Research Project: Brush Management and Ecosystem Services: a Quantification of Trade-offs on Western Rangelands in Support of the LTAR Network

Location: Southwest Watershed Research Center

Project Number: 2022-13610-012-006-S
Project Type: Non-Assistance Cooperative Agreement

Start Date: Aug 21, 2015
End Date: Aug 20, 2019

Objective:
Research sites participating in the Long-Term Agroecosystem Research (LTAR) network are expected to perform a field experiment to compare “business as usual” agricultural management with another management system with the potential to be significantly more productive. For the Walnut Gulch LTAR site, the experiment will focus on brush management due its significant impact on the plant community and widespread application on western rangelands from Arizona east into Texas. Ranchers on Walnut Gulch plan to implement brush management projects, but not on small instrumented watersheds with a history of observations.

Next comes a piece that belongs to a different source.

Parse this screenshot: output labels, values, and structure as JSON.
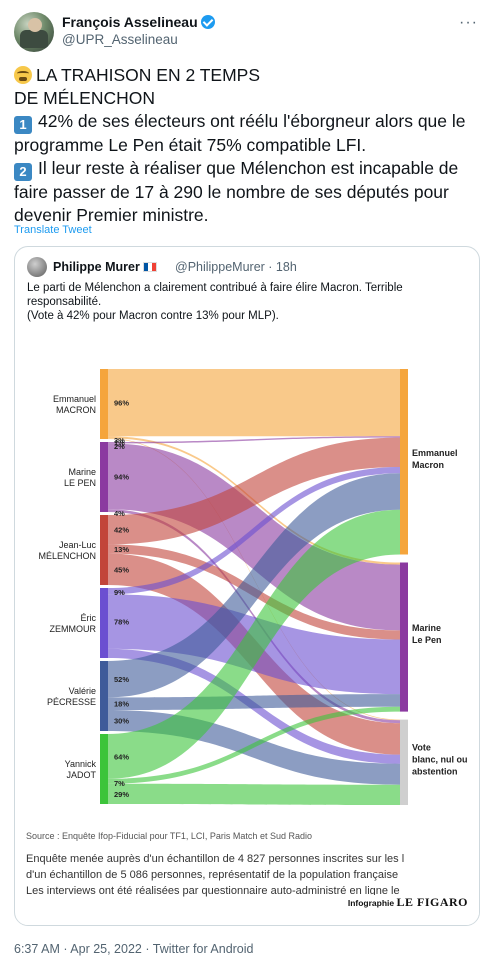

Consequently, we will perform a complementary study on the four small long-term experimental watersheds on the Santa Rita Experimental Range, which have been monitored for runoff and sediment since 1975. The objective is quantify the effects of brush management on key provisioning, supporting and regulating ecosystem services, to evaluate trade-offs and support more rigorous and holistic evaluation of brush management.

Approach:
This experiment will complement the work funded in the National Institute of Food and Agriculture (NIFA) proposal “Brush management and ecosystem services: a quantification of trade-offs on Western rangelands” with the University of Arizona as the lead. Task 1: Vegetation will be monitored to quantify forage production, and characterize biodiversity before and after treatment to kill the mesquite to better understand the effects of brush management on mesquite and other species. Task 2: The impact of the change in the plant community on the hydrologic cycle will be assessed by comparison of measured and simulated estimates of components of the hydrologic cycle. Task 3: Field samples of soil and vegetation will be collected and processed for C and N before, one year after, and three years after brush treatment on the 4 small experimental watersheds and eddy covariance tower sampling area to assess the impacts of change in vegetation and the hydrologic cycle on carbon and nitrogen budgets.